Mahkemece, iddia, savunma ve tüm dosya kapsamına göre, posta gönderilerinin doğru ve güvenli bir şekilde ve zamanında adrese teslimi ve bu kapsamdaki işlerin denetlenmesinin P.. M..’nün kamu hizmeti kapsamındaki görevleri arasında olduğundan uyuşmazlığın çözümünde idari yargı yerinin görevli olduğu gerekçesiyle, davanın usulden reddine karar verilmiştir.
Kararı, davacı vekili temyiz etmiştir.
1-Dava, davacıya ait evrakların dava dışı kişilere geç tesliminden kaynaklanan zararın tazmini istemine ilişkindir. Davalı 23.05.2013 tarihli ve 28655 sayılı Resmi Gazete’de yayımlanan 09.05.2013 tarihli ve 6475 sayılı Posta Hizmetleri Kanunu’nun 21. maddesi gereğince kamu tüzel kişiliği sona erdirilerek anonim şirkete dönüştürülmüştür. Bu durumda idari yargıda davanın görülmesi imkanı bulunmadığı gibi, önceki yürürlükte bulunan hükümler itibariyle, 233 sayılı Kamu İktisadi Teşebbüsleri Hakkında Kanun Hükmünde Kararname’ye ekli cetvelde Kamu İktisadi Kuruluşları arasında yer alan davalı PTT, aynı Kararname’nin 2/3. maddesi gereğince sermayesinin tamamı devlete ait olup, tekel eliğindeki mal ve hizmetleri kamu yararı gözeterek üretmek ve pazarlamak üzere kurulan ve gördüğü bu kamu hizmeti dolayısıyla ürettiği mal ve hizmetler imtiyaz sayılan Kamu İktisadi Teşebbüsü olarak tanımlanmıştır. Ayrıca 22.2.2000 tarih ve 23972 sayılı Resmi Gazete’de yayınlanarak yürürlüğe giren Ana Statüde de PTT’nin Kanun Hükmünde Kararname ve Ana Statü hükümleri saklı kalmak üzere özel hukuk hükümlerine tabi bulunduğu belirtilmiştir. Bu durumda, davalı eylemlerinin diğer özel hukuk tüzel kişilerinde olduğu gibi, özel hukuk hükümlerine tabi olduğu gözetilerek uyuşmazlığın çözüm yerinin idari yargı değil, adli yargı olduğunun ve uyuşmazlığın 6762 sayılı TTK uyarınca ticari iş niteliğindeki taşıma sözleşmesinden kaynaklandığının kabulüyle işin esasına girilmesi gerekirken, yazılı gerekçeyle yargı yolu bakımından görevsizlik nedeniyle davanın reddine karar verilmesi doğru olmamış, bozmayı gerektirmiştir.
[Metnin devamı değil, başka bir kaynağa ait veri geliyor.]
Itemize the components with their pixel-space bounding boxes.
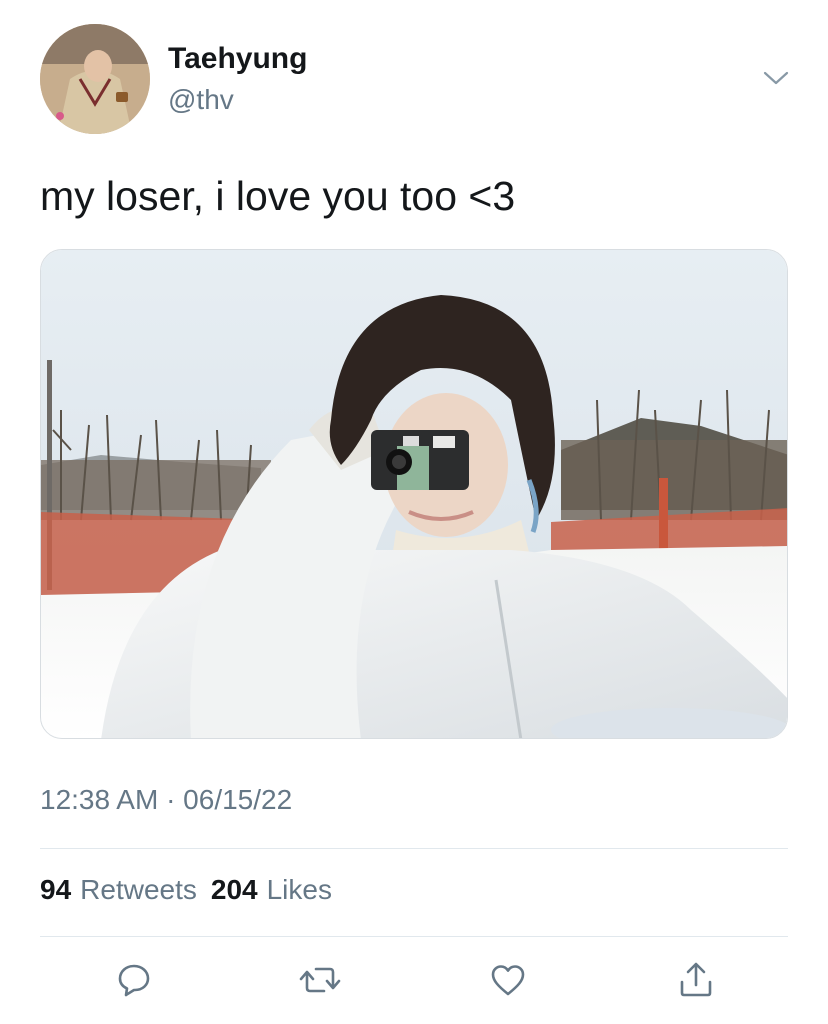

2- Bozma sebep ve şekline göre, davacı vekilinin sair temyiz itirazlarının incelenmesine şimdilik gerek görülmemiştir.
SONUÇ: Yukarıda (1) numaralı bentte açıklanan nedenlerle, davacı vekilinin temyiz itirazlarının kabulü ile kararın davacı yararına BOZULMASINA, (2) numaralı bentte açıklanan nedenlerle, davacı vekilinin sair temyiz itirazlarının incelenmesine şimdilik yer olmadığına, ödediği temyiz peşin harcın isteği halinde temyiz eden davacıya iadesine, 12/01/2016 tarihinde oybirliğiyle karar verildi.